23 February 2008

To Cross The Aisle With John McCain

I always thought that I had a pretty good sense of direction. It's in my blood. After all, my Viking ancestors crossed the ocean in rowboats and somehow found the Vinland they sought on crisp Canadian shores. But apparently my Scandinavian senses are underdeveloped . . . which explains why I miss the melodic mark whenever I belt out Varjojen Virta on a Ram's Horn. You see, some time during the past few years some heavy hitters in the GOP changed direction and, unlike Leif Erikson, I'm still paddling around trying to figure out what happened.

It was only 8 years ago (that's 56 years to any clever blogging Border Collies reading this post) when I heard my friends on talk radio promise an end to the divisive politics that sustained the Clinton White House. And while I hadn't supported Dubya during the primaries, I believed that he could reach across the aisle and get things done. He had strong bloodlines, he was a man of action, and he had that endearing thing that he does to the English language. What's not to love? Then there was the way he corralled both Republicans and Democrats while he was Governor of Texas. If he could get those self-determined Cowboys and girls working together, how hard would it be for him to reach across the aisle in Washington after 8 years of Clinton conflict?

We all know now that, beyond the wake of 9/11, Bush failed to deliver the unity promised by his "compassionate conservatism." We all accept that. We all move on.

What troubles me now is the reaction from ultra-conservatives to the fact that John McCain actually has reached across to "the enemy." Some of the same people who touted Dubya's ability to unify now criticize the fact that McCain has actually done it. He's considered a traitor to the cause because of McCain-Kennedy, as if he didn't wash his hands afterward. His participation in the bipartisan Gang of Fourteen is thought more shocking than Tony dancing with Maria in West Side Story. Come on, John! When you’re a Jet, you’re a Jet all the way, from your first cigarette to your last dyin’ day.

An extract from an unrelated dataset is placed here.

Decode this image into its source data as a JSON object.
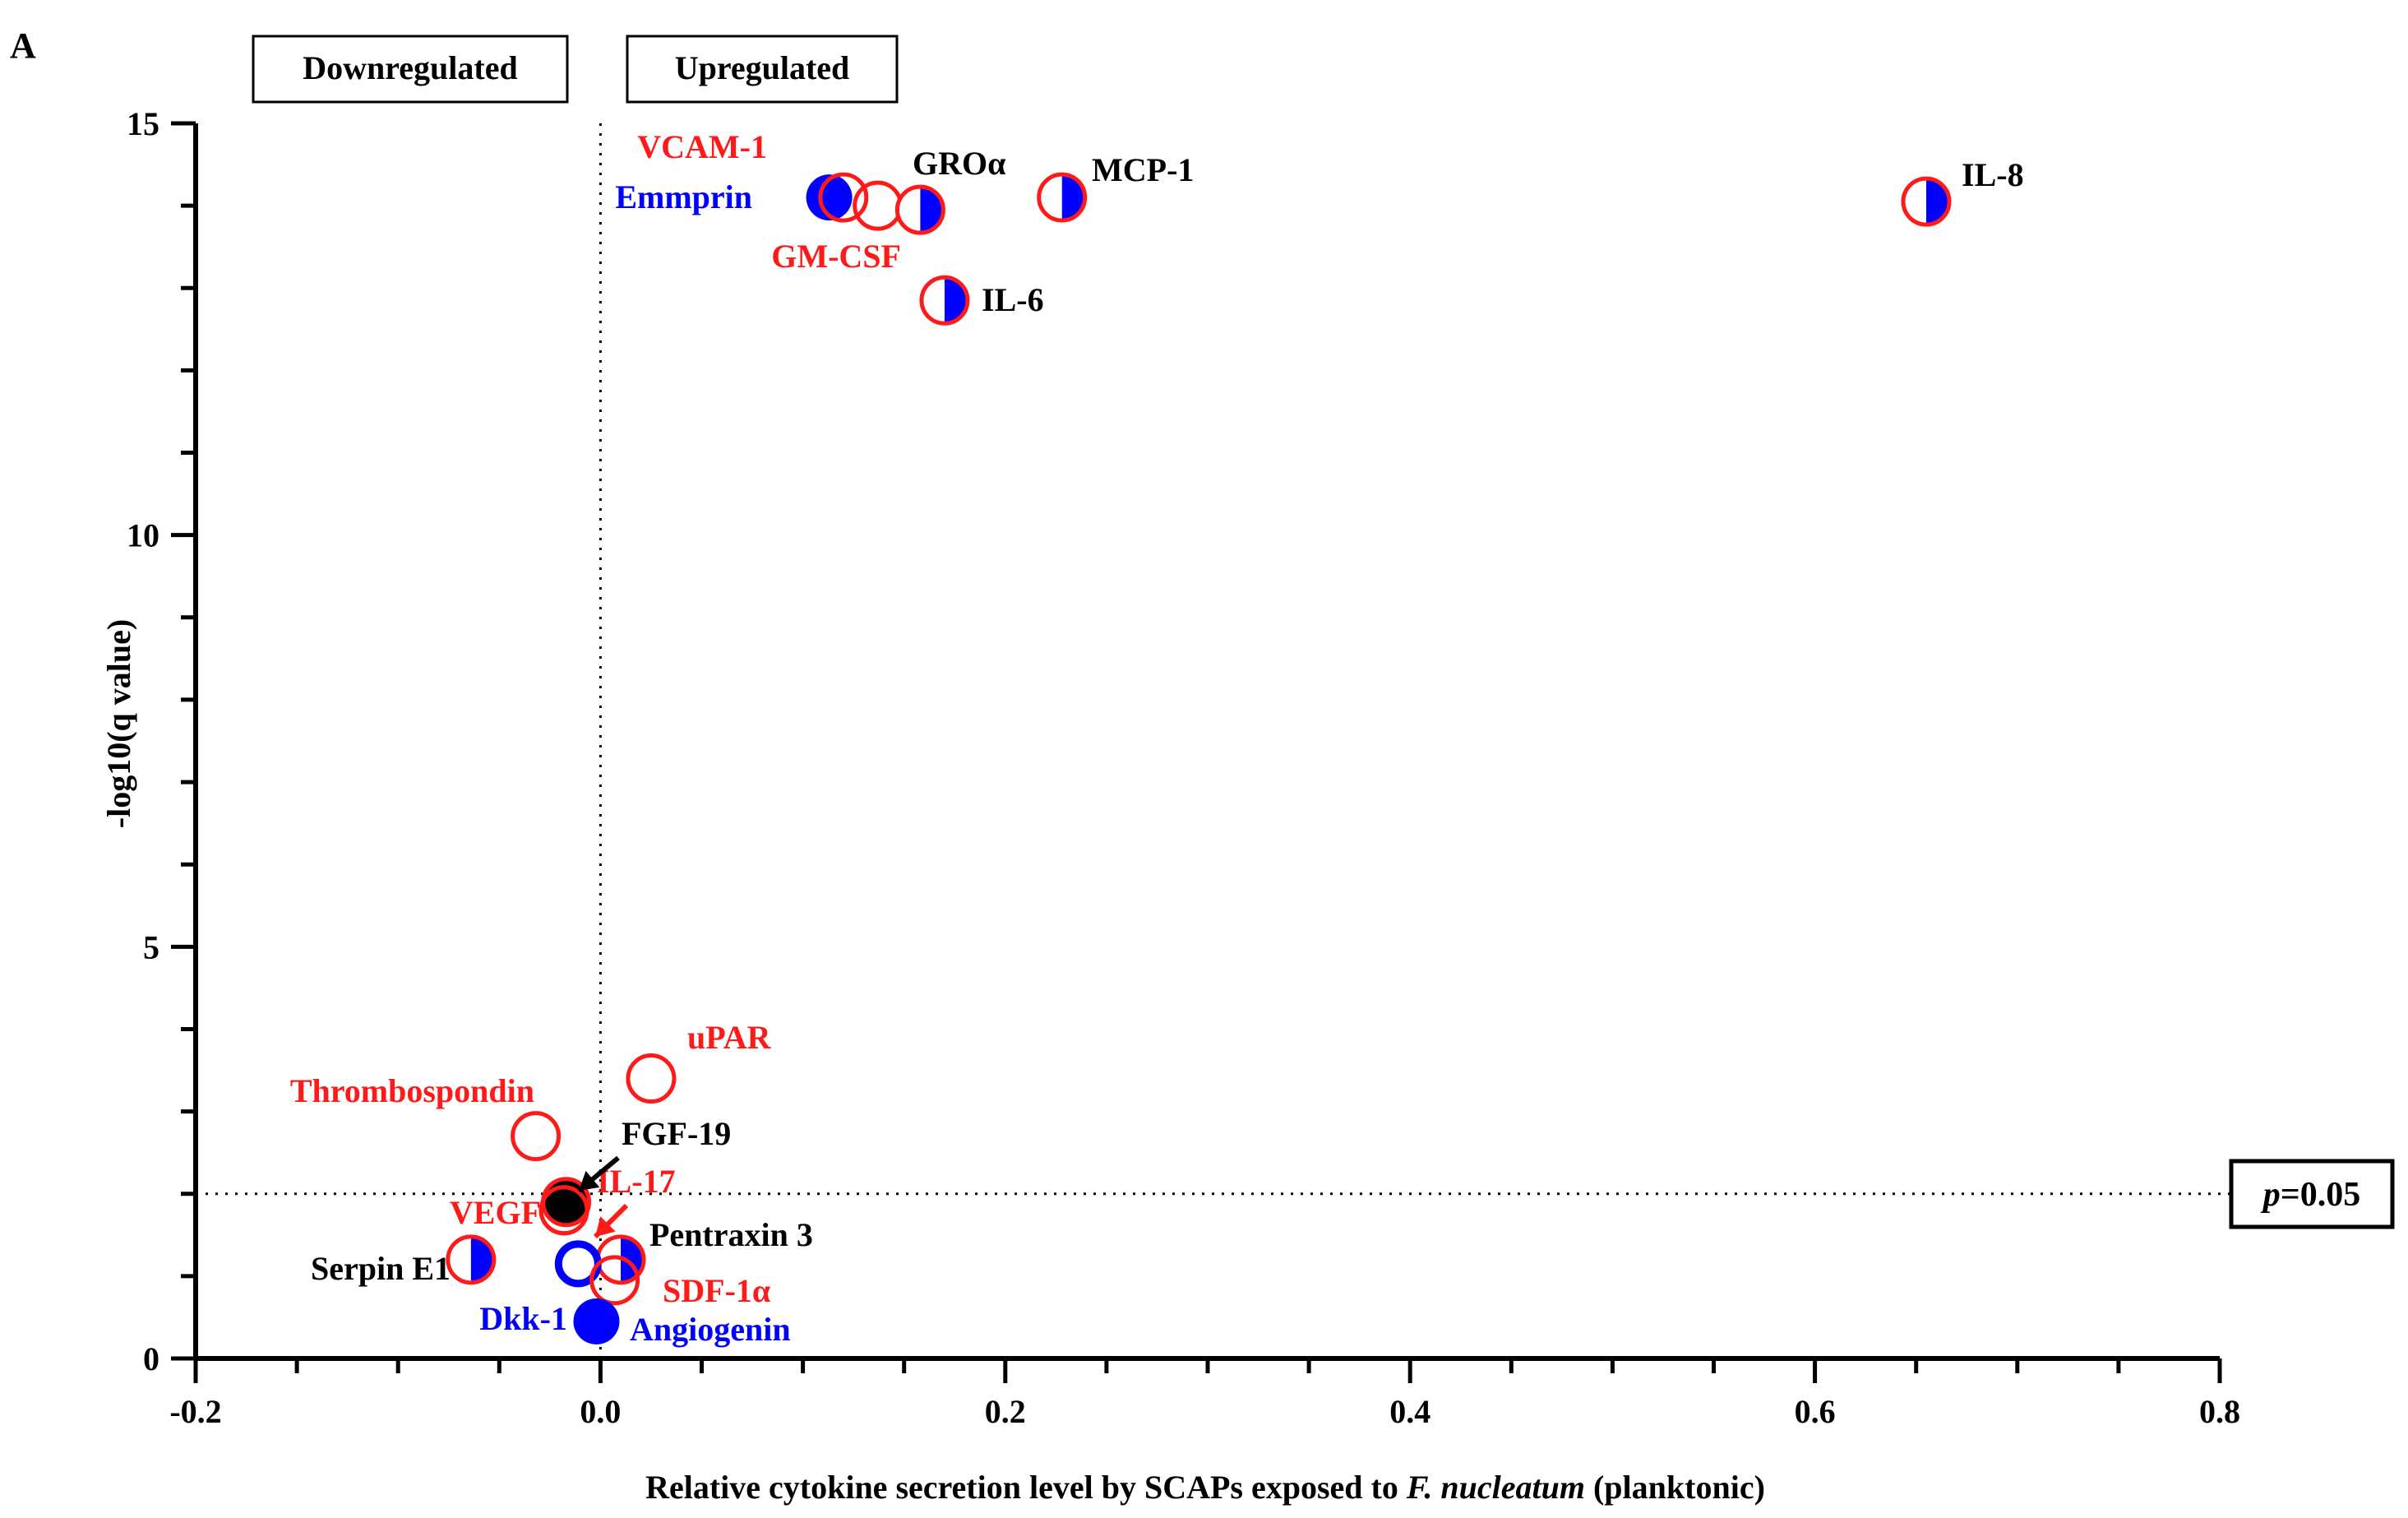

I obviously missed the turn so somebody tell me, when did finding common ground become so distasteful to us? Of the three remaining Presidential frontrunners (McCain, Clinton and Obama . . . sorry, Mike) only John McCain has a chance to break down some of the walls of Washington. Only McCain has the moderate appeal and collegial respect to successfully cross the aisle when necessary. Is that really such a bad thing?